F: Bands like the Television Personalities, Orange Juice, the Pastels, the Jesus and Mary Chain. Bands who made you realise that anyone could do it – you didn't even have to be particularly talented, you just had to have bit of guts. I only learned to play the guitar so I could be in a band. I don't even think I could play five chords at the time, so what people call the naivety of the Vaselines was just pandering to my incompetence.
Why did you get disillusioned with the Vaselines so rapidly first time around?
F: It was a whole lot of things. Every venue we played in was always freezing, we were always starving. And of course we had no money. Everything just seemed quite grim after a while. Also it was a huge disappointment when our album was shelved – it was going to come out on 53rd & 3rd but they went bust. At the time we thought nobody would ever get to hear it. Rough Trade eventually picked it up, but by that time we'd split up.
E: We thought there was no future for us. There was no buzz about us, we didn't have a label, we didn't have any sort of management. I thought, "We've done what we can with this, it's probably time to do something different."
So was it bittersweet to receive all that attention via Nirvana after you'd split?
E: Not bittersweet, just sweet. Any sort of recognition for what you've done is good. We never regretted not having that success while we were together, we appreciated that's just the way it was.
Eugene, your post-Vaselines band Captain America toured with Nirvana just as they were breaking big in 1991. What was it like to witness the maelstrom firsthand?
E: Nevermind had just been released. While we were on tour they performed Smells Like Teen Spirit on Top of the Pops and suddenly they were the biggest band in the world. It was pretty exciting. There was always someone wanting to interview them or take pictures of them, although I never really got a chance to develop a close friendship with Kurt for that reason.
What do you think Kurt took from your songs?
E: I think he liked the childlike simplicity of them. They weren't trying to get a big message across, they were just simple, funny tunes that were maybe an antidote to the heavy, visceral rock stuff he was performing.
F: My kids have just got into Nirvana and my eldest boy – he's nine – turned to me recently and said: "Mum, we prefer Nirvana's version of Molly's Lips to yours"!
Frances, is it true that Frances Cobain is named after you?
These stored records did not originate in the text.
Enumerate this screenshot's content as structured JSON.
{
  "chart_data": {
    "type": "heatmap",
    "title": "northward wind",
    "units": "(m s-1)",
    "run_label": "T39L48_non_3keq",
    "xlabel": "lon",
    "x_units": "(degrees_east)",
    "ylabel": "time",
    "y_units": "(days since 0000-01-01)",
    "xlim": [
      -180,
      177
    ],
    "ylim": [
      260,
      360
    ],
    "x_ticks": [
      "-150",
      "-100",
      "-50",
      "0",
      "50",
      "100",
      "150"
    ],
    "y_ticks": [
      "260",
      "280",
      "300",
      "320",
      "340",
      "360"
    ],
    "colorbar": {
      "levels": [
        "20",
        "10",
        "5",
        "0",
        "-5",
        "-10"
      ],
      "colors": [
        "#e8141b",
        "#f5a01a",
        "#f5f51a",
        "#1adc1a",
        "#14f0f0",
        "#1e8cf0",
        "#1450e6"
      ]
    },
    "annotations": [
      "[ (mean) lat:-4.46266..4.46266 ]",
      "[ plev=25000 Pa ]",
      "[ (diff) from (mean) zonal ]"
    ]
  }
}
F: I've heard that, although I've also heard she's named after Frances Farmer the actress. But if it's true it's a huge compliment. I would love to meet her.
What have you resolved to do differently or better with the Vaselines this time around?
F: I've resolved to practise more. We never used to rehearse, that was our downfall. I only learned to play those bloomin' songs properly recently. Every Vaselines concert in the past was always a bit of a disaster because I could never remember the whole songs, although we were usually too howling drunk to care. There are still mistakes but we can cover them up a bit more cleverly now.
E: We haven't really thought about how we can do it better than the last time, we're just determined to enjoy it and have fun while it's going on.